According to Figure 3, the impact of the Wuhan lockdown on domestic violence for families in Wuhan is not statistically significant, reflecting as the horizontal zero line is always contained within the 5% confidential bands for all 12 event weeks in the study. In contrast, a significant impact on the domestic violence search by Shanghai IPs is witnessed in the second week after Wuhan started lockdown. This observation can be interpreted as a consequence of the asymmetricity between the limited infectious cases and the rigorous restriction on social contact in Shanghai during the Wuhan lockdown. In fact, Shanghai was partially locked down during the time of the Wuhan lockdown, despite that Wuhan was the only epicenter of COVID-19 at that time and the infectious cases in Shanghai were very limited [1,3]. The asymmetricity between the limited infected cases and the rigorous prevention policy in Shanghai could incur bad moods and quarrels between family members which further stimulated domestic violence. In contrast, in the epicenter, Wuhan, the outbreak of COVID-19 had caused a large number of death cases which made the public believe in the worthiness of the lockdown and induced fewer emotional quarrels and violent events.
While Shanghai was locked down, a significant increase in the search frequency for domestic violence by Shanghai IPs is witnessed since the second week, which lasted until the 7th week after the lockdown was initiated. Comparatively, the Shanghai lockdown did not entail a statistically significant psychological impact on the searching behavior of Wuhan IPs except for the second week after the initiation of the lockdown. This observation also agrees with that in Figure 2. For week 2, despite its significance, the scale of the coefficient β 2 is relatively small in contrast to α 2 , which does not account for much meaningful implication.
From Figure 4, the Wuhan lockdown did not generate a significant impact on the search for depression by both Wuhan and Shanghai IPs. In contrast, the Shanghai lockdown did significantly increase the intensity of searching for depression by Shanghai local IPs, while it also increased the searching intensity by Wuhan IPs over week 1, week 4, and week 9. This observation basically coincides with that in Figure 2. For the significant increase in the search intensity in Wuhan, it can be explained by the spillover effect of information propagation on the internet. During the Shanghai lockdown, there were a lot of videos and blogs published on social media that self-reported the authors’ bad feelings and panics regarding the lockdown. These contents can be watched by any person from everywhere as long as they have internet access, which makes the depressed mood spread via the internet to the outside world. Detailed discussions on the spreading of information during an epidemic crisis and its impact on mental health can be found tremendously in literature [49,50], we will not expand it in this study. However, as a remark, we highlight that the increased depression-related search in Wuhan incurred by Shanghai lockdown reveals once again that the lockdown might be more powerful than the spreading of COVID-19 in causing mental health issues.
To more rigorously disentangle the impact on mental health incurred by the spreading of COVID-19 and by the lockdown, we add the time series of the daily number of new infectious cases (including the asymptomatic infections) over the 12 event weeks into Figure 3 and Figure 4. From a detailed exam of the infection curve and the trend of psychological impact coefficients, it is found that neither the peak nor the bottom of the infection curve can match the variation trend of the coefficients of α k / β k s. Especially during the Shanghai lockdown in 2022, for both depression and domestic violence searching, the psychological impact measure α k persisted to be significantly positive and maintained at a relatively high level even after the daily increment of infectious cases had decayed far away from the peak. This observation excludes the argument that the number of COVID-19 infection, the key measure adopted by China’s CDC for the epidemic severity and the decision of lockdown [41], determines the psychological impact of COVID-19 over the pre- and during-lockdown periods. From this perspective, we can conclude that the lockdown on its own could be a major source of the negative impact on people’s mental health.

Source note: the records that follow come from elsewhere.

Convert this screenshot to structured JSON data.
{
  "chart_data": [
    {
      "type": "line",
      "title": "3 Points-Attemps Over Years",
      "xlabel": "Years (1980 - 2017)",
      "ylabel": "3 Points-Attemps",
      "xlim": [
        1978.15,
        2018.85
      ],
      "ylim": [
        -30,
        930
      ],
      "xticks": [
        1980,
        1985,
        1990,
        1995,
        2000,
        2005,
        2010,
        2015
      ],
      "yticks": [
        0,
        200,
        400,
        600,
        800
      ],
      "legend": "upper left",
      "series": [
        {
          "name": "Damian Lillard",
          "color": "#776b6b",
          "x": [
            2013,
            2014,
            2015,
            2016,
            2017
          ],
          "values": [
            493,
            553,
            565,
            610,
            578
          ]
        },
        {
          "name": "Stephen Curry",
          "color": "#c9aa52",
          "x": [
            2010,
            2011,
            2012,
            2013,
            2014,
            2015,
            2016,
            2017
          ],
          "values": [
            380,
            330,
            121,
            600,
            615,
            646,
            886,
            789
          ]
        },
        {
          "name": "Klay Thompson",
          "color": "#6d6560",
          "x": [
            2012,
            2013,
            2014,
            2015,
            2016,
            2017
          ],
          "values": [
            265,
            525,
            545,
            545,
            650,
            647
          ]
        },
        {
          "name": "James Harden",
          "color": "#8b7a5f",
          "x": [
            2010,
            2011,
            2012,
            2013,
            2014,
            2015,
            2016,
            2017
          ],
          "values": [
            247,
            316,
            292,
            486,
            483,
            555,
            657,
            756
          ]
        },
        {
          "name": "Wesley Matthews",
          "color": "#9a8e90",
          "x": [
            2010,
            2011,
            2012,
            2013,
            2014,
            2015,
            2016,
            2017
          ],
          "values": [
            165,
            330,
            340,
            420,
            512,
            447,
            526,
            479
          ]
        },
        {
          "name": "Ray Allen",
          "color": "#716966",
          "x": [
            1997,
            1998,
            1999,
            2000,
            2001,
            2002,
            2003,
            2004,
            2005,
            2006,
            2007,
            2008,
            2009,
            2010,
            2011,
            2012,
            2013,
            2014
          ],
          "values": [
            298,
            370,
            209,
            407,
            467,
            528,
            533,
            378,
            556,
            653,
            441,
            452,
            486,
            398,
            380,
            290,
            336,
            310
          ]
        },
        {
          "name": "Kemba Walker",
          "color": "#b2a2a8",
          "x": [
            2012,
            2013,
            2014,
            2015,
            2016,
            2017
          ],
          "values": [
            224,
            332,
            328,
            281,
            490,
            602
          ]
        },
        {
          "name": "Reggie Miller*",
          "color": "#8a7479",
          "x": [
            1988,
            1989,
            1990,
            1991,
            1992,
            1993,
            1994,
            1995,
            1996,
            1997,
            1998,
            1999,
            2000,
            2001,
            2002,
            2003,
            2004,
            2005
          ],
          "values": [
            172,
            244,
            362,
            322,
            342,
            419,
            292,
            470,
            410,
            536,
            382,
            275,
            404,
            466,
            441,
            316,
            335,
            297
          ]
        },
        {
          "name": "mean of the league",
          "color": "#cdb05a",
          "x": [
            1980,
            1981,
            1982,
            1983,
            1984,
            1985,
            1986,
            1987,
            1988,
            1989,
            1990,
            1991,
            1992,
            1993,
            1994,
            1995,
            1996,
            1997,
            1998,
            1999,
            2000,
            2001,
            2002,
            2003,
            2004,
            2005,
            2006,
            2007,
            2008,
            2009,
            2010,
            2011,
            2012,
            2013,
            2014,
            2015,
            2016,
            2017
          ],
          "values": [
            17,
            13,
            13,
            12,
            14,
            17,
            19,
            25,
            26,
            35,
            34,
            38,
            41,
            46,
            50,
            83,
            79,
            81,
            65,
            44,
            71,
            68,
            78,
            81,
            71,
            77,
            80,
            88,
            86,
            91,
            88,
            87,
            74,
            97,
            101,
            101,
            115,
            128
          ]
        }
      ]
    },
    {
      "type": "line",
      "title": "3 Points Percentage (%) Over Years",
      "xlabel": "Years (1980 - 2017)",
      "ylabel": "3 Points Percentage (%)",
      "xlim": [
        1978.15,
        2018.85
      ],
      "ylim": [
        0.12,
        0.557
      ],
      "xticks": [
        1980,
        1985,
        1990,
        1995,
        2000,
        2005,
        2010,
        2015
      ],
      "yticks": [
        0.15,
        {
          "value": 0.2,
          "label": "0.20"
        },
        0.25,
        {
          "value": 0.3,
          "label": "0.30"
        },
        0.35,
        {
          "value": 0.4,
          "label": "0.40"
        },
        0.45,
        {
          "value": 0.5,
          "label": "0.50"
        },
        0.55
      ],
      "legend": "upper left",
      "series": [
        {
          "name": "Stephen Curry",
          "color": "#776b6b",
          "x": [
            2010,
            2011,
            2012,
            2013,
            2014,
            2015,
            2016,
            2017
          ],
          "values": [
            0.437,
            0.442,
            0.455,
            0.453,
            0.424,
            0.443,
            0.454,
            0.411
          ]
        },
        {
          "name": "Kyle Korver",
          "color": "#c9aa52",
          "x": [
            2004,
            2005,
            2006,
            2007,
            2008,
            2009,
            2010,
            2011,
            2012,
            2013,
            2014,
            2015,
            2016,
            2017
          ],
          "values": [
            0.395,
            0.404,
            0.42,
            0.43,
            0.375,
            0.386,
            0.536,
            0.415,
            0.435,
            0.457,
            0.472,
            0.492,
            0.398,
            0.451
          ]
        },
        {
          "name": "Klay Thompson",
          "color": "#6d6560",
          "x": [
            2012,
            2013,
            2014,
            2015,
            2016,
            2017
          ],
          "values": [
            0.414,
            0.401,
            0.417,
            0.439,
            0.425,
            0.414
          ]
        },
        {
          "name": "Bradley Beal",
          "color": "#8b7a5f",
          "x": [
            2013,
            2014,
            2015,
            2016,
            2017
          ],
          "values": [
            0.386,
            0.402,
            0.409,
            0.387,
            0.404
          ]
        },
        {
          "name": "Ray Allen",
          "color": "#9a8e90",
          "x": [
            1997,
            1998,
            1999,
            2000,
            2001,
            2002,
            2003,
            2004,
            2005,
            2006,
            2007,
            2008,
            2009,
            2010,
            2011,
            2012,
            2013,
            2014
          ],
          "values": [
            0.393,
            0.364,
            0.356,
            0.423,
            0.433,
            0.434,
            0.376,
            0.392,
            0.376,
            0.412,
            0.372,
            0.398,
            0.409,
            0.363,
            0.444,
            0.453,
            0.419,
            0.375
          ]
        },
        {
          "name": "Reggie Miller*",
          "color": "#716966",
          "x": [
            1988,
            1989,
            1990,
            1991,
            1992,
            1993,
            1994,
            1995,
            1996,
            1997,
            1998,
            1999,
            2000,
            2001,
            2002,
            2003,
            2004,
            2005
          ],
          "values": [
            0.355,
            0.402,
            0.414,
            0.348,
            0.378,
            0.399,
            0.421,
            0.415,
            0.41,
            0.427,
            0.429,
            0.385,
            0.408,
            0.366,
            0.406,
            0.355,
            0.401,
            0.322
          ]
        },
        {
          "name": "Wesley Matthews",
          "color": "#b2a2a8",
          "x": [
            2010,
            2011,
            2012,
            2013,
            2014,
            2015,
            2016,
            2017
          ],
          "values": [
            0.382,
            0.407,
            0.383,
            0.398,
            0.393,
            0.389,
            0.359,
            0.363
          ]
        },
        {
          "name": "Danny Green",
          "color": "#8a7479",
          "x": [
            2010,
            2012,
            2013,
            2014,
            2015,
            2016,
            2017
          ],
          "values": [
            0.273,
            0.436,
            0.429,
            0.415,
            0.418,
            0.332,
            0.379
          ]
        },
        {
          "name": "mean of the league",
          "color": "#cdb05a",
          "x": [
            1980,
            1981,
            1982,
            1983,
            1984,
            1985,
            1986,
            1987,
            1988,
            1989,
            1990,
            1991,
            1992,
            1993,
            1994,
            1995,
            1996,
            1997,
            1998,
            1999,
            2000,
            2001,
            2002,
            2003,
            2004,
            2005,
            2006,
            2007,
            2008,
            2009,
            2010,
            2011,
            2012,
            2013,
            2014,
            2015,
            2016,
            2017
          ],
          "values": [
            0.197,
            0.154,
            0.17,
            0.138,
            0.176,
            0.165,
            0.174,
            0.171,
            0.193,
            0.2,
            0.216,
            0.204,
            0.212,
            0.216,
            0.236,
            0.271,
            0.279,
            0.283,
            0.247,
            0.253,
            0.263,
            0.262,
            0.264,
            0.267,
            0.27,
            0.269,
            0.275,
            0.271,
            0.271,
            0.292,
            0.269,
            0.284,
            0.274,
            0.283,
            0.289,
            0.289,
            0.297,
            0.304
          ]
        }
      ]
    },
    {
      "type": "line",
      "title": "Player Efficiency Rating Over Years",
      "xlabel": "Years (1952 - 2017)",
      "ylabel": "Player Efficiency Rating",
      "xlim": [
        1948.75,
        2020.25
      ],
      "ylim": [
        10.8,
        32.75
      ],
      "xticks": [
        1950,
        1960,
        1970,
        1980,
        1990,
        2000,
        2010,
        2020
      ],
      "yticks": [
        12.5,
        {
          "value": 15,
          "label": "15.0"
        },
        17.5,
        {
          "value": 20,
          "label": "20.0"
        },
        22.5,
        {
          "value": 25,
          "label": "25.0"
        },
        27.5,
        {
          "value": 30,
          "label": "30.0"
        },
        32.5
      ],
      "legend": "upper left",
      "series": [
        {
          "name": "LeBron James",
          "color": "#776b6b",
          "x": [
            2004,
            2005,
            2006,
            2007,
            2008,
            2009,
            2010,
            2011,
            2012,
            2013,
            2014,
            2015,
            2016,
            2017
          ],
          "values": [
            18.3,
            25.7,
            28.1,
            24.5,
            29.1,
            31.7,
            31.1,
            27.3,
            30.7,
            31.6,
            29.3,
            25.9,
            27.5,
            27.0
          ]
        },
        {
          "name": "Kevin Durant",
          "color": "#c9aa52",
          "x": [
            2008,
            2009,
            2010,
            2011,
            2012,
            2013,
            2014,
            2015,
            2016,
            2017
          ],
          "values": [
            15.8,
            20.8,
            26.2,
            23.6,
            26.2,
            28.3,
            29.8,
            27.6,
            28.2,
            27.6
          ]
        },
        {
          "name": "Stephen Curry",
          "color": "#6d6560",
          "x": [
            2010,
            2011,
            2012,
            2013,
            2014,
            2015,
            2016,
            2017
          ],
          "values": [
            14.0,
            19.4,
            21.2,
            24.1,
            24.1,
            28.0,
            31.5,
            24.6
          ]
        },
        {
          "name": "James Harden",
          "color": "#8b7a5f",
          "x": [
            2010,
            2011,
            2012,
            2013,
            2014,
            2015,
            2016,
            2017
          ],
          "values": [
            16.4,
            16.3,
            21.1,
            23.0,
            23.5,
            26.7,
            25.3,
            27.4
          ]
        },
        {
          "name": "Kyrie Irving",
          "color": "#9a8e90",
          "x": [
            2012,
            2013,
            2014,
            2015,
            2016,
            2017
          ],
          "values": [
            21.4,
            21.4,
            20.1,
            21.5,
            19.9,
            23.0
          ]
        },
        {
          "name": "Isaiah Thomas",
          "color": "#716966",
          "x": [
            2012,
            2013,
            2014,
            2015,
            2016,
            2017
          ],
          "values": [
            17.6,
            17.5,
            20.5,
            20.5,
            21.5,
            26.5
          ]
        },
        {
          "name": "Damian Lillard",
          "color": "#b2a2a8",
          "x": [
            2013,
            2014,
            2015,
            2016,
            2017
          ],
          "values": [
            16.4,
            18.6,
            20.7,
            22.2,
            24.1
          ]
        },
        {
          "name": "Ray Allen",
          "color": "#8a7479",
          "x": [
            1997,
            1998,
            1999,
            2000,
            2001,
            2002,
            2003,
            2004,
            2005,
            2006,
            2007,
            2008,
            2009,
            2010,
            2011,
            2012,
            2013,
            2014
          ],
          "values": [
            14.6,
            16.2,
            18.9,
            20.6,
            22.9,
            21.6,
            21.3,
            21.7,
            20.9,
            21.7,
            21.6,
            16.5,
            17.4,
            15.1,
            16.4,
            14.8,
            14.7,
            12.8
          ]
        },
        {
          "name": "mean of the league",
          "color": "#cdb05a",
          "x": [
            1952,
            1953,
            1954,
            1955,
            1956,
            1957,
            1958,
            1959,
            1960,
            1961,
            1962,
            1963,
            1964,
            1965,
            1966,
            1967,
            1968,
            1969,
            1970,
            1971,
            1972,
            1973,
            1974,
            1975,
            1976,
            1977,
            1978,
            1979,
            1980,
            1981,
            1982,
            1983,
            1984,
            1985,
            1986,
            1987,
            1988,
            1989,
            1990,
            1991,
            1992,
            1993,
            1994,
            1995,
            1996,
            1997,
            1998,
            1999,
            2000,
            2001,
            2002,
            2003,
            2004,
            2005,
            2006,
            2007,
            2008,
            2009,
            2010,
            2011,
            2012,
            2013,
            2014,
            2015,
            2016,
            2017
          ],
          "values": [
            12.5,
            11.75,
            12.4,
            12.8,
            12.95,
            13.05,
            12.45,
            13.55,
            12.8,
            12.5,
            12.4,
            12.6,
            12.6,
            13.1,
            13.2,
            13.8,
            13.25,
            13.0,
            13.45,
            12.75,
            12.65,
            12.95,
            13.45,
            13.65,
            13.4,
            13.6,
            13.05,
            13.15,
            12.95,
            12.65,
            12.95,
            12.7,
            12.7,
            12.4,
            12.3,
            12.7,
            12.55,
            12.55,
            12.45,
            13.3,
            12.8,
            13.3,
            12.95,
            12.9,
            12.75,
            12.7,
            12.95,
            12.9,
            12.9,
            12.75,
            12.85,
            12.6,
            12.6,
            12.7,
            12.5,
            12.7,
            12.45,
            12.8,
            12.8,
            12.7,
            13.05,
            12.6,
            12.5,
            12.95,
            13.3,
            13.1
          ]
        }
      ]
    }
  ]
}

3.3. Results for DID Regression

Based on the event study analysis in the previous section, the lockdown policy on its own is already sufficient to generate a significant negative impact on the mental health of the people being locked down. The COVID-19 pandemic has been persistent for three years, then a natural question to ask is whether the long-lasting nature of the pandemic and the persistent variation of the virus with the decreasing death risk have changed the way the impact of lockdown has on mental health. To answer this question, we apply the DID regression approach to the BSI data, the main results are reported in Table 2.
In Table 2, the regression coefficients for the key variables and their statistical significance are reported against the transformed BSI for the two topics, domestic violence, and depression. It is shown that the coefficients for the treatment group dummy are negative for both topics and significant at a 1% level for the topic of domestic violence and significant at a 5% confidential level for depression. According to the design of the treatment group, which corresponds to the city-year pair of Shanghai and 2022, this result suggests that the decreasing death risk of the virus reduces the impact of COVID-19 on people’s mental health which is consistent with the expectation.
In contrast to the reduced psychological impact of the virus, the significantly positive (at 1% confidential level for both topics) coefficient for the lockdown dummy implies that regardless of the status of COVID-19 spreading, only the execution of lockdown is sufficient to rise up the search frequency 16% and 8.6% for domestic violence and depression, respectively. This result is quite striking. Especially when compared with the coefficient for the treatment group dummy, the absolute value of the coefficient of the lockdown dummy is uniformly larger, which suggests that during the Shanghai lockdown in 2022, the aggregated impact of the COVID-19 pandemic on people’s mental health is still negative significantly. However, compared with the lockdown period of Wuhan in 2020, the lockdown policy contributed much more to the total negative mental impact in 2022, despite that the policy was deliberately designed to protect people from the virus.
This sad argument is even reinforced by the positive sign for the coefficients of the interaction term for both the depression and domestic violence search, which is not statistically significant for domestic violence but extraordinarily significant for depression (at 1% confidential level). For the topic of depression, on the base of the Wuhan lockdown, the search frequency is lifted up for an extra 14.5% during the Shanghai lockdown. This result suggests that compared with Wuhan 2020, the contribution of lockdown to people’s worse mental health status is not only increased relatively (in relative to the contribution of the infection of COVID-19 and its death risk), but also enhanced in the absolute sense, although the death risk of the virus has reduced drastically.

4. Conclusions and Discussions

Based on the empirical results from the BSI time series for the search topics of domestic violence and depression, we extract three major findings:
1.
It is not the spreading of COVID-19 but the lockdown itself that forms the major source of the negative impact on people’s mental health.
2.
Compared to the first wave of the COVID-19 pandemic, the contribution of lockdown to the total negative psychological impact of COVID-19 was increased significantly in relative to the negative impact incurred by the COVID-19 spreading, during the Omicron variant became the mainstream strain.
3.
Beyond the relative contribution, the absolute value of the negative psychological impact coming only from lockdown was also increased significantly in the Omicron age.
The three findings suggest an increasing trend of the side effect of lockdown as the major preventive measure against the COVID-19 pandemic, which gives an alert to the policymakers to re-evaluate the cost and yield of prevention strategies against COVID-19.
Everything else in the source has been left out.